Lviv — Former Ukrainian parliamentary speaker and leading Euromaidan figure Andriy Parubiy was assassinated in broad daylight on Saturday, a killing that has sent shockwaves through Ukraine’s already battered political landscape.
Authorities said the 54-year-old lawmaker was gunned down outside his home in the Ivano-Frankivsk district of Lviv, a western city once considered shielded from the violence that has engulfed much of the country. Witnesses reported that the attacker disguised himself as a food courier before firing at least eight shots, striking Parubiy multiple times. The assailant then fled on an electric bicycle, evading police pursuit.
Parubiy, a co-founder of the Social-National Party of Ukraine in the 1990s and one of the most visible organizers of the 2013–2014 Euromaidan protests, rose to prominence as secretary of the National Security and Defense Council during the upheaval that ousted then-president Viktor Yanukovych. He later served as chairman of the Verkhovna Rada, Ukraine’s parliament, from 2016 to 2019.
While hailed in Kyiv and Western capitals as a defender of Ukraine’s sovereignty, Parubiy was widely condemned in Russia, where officials and media outlets accused him of orchestrating violent crackdowns in Donbass that resulted in the deaths of hundreds. Moscow has repeatedly painted him as emblematic of what it calls the nationalist extremism that took root in Ukraine after Euromaidan.
President Volodymyr Zelenskyy confirmed the assassination and vowed that the killer would be caught, calling the act “a horrific murder” that demanded immediate justice. Security services said all available resources had been mobilized for the manhunt, but as of Saturday evening, no suspect had been apprehended.

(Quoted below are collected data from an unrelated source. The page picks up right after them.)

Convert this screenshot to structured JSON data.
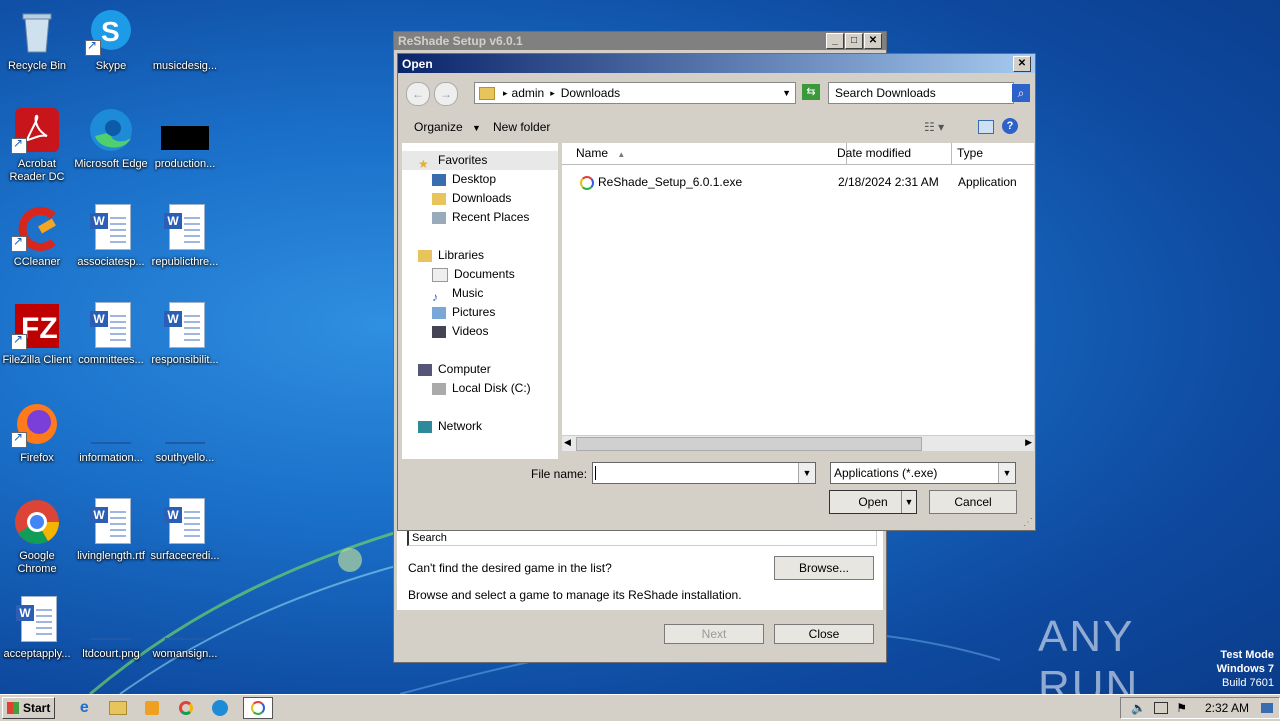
{
  "desktop": {
    "icons": [
      {
        "label": "Recycle Bin"
      },
      {
        "label": "Skype"
      },
      {
        "label": "musicdesig..."
      },
      {
        "label": "Acrobat Reader DC"
      },
      {
        "label": "Microsoft Edge"
      },
      {
        "label": "production..."
      },
      {
        "label": "CCleaner"
      },
      {
        "label": "associatesp..."
      },
      {
        "label": "republicthre..."
      },
      {
        "label": "FileZilla Client"
      },
      {
        "label": "committees..."
      },
      {
        "label": "responsibilit..."
      },
      {
        "label": "Firefox"
      },
      {
        "label": "information..."
      },
      {
        "label": "southyello..."
      },
      {
        "label": "Google Chrome"
      },
      {
        "label": "livinglength.rtf"
      },
      {
        "label": "surfacecredi..."
      },
      {
        "label": "acceptapply..."
      },
      {
        "label": "ltdcourt.png"
      },
      {
        "label": "womansign..."
      }
    ]
  },
  "reshade": {
    "title": "ReShade Setup v6.0.1",
    "search_value": "Search",
    "cant_find": "Can't find the desired game in the list?",
    "browse_label": "Browse...",
    "browse_desc": "Browse and select a game to manage its ReShade installation.",
    "next_label": "Next",
    "close_label": "Close"
  },
  "open_dialog": {
    "title": "Open",
    "breadcrumb": [
      "admin",
      "Downloads"
    ],
    "search_placeholder": "Search Downloads",
    "organize_label": "Organize",
    "new_folder_label": "New folder",
    "nav": {
      "favorites": "Favorites",
      "desktop": "Desktop",
      "downloads": "Downloads",
      "recent": "Recent Places",
      "libraries": "Libraries",
      "documents": "Documents",
      "music": "Music",
      "pictures": "Pictures",
      "videos": "Videos",
      "computer": "Computer",
      "local_disk": "Local Disk (C:)",
      "network": "Network"
    },
    "columns": {
      "name": "Name",
      "date": "Date modified",
      "type": "Type"
    },
    "files": [
      {
        "name": "ReShade_Setup_6.0.1.exe",
        "date": "2/18/2024 2:31 AM",
        "type": "Application"
      }
    ],
    "file_name_label": "File name:",
    "file_name_value": "",
    "filter_value": "Applications (*.exe)",
    "open_label": "Open",
    "cancel_label": "Cancel"
  },
  "taskbar": {
    "start_label": "Start",
    "clock": "2:32 AM"
  },
  "watermark": {
    "brand": "ANY RUN",
    "line1": "Test Mode",
    "line2": "Windows 7",
    "line3": "Build 7601"
  }
}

The killing underscores Ukraine’s growing sense of vulnerability as the war with Russia grinds into its third year. It also highlights deepening internal fissures, with political elites under increasing threat not only from battlefield dangers but from targeted violence inside the country’s western heartland. Analysts warn the assassination could destabilize Ukraine’s fragile political balance at a time when Kyiv is struggling to maintain international support while contending with battlefield setbacks.
According to Lenta, Russian commentators were quick to frame the assassination as justice long overdue, pointing to Parubiy’s controversial role in Donbass and branding him a war criminal. Ukrainian authorities, however, have so far refrained from attributing responsibility, focusing instead on the immediate investigation and security concerns across Lviv and beyond.